EDUTOPIA: I want to take a step back and ask about all of these interventions more broadly: How does this work if a child comes from a chaotic or unstable home environment?

DAVIDSON: There is absolutely no doubt that addressing these issues at multiple levels is optimal. If the home environment is really stressful and chaotic, it’s going to dramatically undermine what we might do in the classroom. With the pre-K population, it would be ideal to have the parents or at least one parent involved in a parallel intervention while their child is also going through the Kindness Curriculum.

EDUTOPIA: Are you working on a program for parents?

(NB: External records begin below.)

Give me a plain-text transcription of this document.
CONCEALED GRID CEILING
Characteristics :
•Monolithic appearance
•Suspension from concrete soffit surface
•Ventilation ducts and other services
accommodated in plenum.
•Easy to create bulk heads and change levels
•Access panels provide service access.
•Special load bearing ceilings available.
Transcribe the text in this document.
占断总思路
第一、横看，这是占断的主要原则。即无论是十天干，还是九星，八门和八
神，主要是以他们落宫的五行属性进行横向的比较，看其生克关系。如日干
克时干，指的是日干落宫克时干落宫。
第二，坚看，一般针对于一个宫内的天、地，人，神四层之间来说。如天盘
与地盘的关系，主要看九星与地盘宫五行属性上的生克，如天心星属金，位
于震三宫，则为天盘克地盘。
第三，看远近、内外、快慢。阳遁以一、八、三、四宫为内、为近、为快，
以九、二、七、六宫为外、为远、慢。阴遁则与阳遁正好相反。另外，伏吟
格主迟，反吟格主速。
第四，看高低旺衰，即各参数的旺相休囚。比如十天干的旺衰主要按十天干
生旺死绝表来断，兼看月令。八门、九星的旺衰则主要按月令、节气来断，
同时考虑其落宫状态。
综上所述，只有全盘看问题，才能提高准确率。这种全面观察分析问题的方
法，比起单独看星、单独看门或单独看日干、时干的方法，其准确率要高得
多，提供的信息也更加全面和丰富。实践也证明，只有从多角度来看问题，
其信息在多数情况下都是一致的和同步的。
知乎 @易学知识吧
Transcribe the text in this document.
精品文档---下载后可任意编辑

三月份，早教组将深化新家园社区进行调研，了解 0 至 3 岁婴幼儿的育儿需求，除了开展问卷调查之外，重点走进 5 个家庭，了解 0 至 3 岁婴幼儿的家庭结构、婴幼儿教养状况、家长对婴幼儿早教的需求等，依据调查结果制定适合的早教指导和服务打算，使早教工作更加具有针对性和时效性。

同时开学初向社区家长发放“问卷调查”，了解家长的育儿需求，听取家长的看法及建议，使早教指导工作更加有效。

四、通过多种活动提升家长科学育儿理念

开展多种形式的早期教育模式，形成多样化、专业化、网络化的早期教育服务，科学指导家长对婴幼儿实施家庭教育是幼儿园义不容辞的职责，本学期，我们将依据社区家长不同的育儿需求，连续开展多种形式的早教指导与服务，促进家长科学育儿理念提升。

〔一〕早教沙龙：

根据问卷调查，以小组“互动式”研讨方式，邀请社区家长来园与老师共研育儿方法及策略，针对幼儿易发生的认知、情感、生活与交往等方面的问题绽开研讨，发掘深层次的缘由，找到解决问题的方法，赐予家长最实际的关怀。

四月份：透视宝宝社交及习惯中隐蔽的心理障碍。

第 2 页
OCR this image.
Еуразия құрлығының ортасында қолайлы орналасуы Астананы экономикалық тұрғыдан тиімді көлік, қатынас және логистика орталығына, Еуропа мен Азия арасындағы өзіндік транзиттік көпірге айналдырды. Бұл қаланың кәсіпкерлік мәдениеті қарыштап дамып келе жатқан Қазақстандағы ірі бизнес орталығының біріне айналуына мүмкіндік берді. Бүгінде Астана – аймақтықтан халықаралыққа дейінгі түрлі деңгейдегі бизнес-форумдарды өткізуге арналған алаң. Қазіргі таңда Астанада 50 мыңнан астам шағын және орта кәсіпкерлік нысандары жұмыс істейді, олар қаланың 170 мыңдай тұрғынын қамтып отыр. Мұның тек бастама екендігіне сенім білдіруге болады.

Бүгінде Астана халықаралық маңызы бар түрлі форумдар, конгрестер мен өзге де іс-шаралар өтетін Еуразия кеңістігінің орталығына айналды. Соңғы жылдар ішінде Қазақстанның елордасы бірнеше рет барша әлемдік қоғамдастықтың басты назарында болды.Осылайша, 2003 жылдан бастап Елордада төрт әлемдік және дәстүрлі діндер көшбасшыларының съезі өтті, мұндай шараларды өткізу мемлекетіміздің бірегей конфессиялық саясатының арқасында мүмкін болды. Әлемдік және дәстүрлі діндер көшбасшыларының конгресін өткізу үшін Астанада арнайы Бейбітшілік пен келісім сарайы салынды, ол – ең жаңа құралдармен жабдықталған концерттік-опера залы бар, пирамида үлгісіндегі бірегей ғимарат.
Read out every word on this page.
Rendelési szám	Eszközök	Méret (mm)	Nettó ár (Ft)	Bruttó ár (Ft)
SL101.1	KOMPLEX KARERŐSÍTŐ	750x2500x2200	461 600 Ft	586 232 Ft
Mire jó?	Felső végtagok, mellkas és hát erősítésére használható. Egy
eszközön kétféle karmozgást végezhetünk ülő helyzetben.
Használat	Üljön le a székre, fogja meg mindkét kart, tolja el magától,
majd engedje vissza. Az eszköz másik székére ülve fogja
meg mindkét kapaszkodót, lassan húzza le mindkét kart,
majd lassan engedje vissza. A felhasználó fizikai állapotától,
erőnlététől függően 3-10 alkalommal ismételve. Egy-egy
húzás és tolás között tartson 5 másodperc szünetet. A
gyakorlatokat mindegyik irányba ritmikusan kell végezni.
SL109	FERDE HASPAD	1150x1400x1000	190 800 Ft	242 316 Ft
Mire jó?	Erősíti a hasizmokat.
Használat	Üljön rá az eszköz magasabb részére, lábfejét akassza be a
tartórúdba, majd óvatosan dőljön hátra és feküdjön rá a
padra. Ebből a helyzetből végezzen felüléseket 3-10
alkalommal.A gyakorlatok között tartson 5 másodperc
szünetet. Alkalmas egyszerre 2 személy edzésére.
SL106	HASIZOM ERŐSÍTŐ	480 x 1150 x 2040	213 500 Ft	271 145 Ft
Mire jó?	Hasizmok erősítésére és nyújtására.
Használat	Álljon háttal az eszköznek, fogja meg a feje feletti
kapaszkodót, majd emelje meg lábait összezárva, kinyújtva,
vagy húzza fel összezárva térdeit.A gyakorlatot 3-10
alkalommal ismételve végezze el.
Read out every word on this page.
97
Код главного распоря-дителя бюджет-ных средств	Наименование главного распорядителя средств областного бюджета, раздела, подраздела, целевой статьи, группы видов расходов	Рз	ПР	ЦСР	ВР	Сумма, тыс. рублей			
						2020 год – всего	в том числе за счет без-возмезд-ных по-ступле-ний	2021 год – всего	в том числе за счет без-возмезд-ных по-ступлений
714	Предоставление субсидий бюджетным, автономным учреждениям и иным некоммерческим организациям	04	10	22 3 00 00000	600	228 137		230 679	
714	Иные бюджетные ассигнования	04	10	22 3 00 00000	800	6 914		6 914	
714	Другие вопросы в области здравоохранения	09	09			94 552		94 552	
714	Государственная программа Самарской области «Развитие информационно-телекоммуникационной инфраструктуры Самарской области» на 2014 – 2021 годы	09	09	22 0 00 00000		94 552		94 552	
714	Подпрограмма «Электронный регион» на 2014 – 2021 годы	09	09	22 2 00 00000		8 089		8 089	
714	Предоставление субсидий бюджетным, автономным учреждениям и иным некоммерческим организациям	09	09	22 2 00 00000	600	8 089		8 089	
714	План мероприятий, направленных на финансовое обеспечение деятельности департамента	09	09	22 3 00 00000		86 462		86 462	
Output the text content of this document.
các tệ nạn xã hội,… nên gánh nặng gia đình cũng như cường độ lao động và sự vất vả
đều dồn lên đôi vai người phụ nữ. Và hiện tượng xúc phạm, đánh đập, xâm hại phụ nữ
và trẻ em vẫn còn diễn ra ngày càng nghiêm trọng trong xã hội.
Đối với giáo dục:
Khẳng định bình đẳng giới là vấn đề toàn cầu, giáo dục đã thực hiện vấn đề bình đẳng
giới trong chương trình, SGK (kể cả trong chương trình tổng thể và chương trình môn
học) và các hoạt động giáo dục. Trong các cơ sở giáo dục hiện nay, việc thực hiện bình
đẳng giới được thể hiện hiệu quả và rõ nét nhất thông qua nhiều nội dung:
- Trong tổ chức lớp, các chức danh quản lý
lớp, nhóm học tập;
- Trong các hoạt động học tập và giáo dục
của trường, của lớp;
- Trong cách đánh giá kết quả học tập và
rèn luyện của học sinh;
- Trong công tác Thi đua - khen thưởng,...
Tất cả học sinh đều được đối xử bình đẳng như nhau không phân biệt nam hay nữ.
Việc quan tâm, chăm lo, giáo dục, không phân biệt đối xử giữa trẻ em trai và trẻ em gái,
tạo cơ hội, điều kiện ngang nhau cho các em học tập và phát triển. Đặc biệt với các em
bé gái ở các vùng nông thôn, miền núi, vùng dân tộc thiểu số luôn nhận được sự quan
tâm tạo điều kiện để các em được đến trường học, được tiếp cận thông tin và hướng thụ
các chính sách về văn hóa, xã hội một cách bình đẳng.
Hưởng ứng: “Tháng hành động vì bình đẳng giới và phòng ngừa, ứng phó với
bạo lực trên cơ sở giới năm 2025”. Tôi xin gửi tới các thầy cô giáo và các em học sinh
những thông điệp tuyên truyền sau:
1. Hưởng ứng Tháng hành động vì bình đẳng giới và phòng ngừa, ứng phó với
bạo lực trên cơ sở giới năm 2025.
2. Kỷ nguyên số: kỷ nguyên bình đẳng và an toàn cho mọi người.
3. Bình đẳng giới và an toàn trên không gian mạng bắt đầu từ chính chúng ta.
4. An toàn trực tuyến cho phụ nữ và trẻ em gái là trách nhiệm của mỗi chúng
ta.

DAVIDSON: Here in Madison we’re piloting the Mindfulness-Based Parenting Program to support parents at the Head Start center. We make it a point to have it there because they’re already accustomed to going to the center, rather than having them come on campus. We’re still in the very early stages of this, but we’ve run several groups with parents and clearly there’s a lot of anecdotal evidence that kids benefit when their parents practice mindfulness. Exactly how this kind of thing can be scaled in the future is a big challenge, though. One of the strategies we’re actively pursuing is a mobile digital platform. There are certainly limitations with mobile digital, but the advantage is being able to disseminate our work at scale. Many people who have very low incomes and are subject to a lot of adversity have smartphones, so we can potentially harness that and make this kind of training more widely available.

Research tells us that social and emotional skills trump the more traditional cognitive measures—like IQ, standardized test scores, and GPAs—in predicting major life outcomes when the individuals are in their early adult years. So this work is extremely important.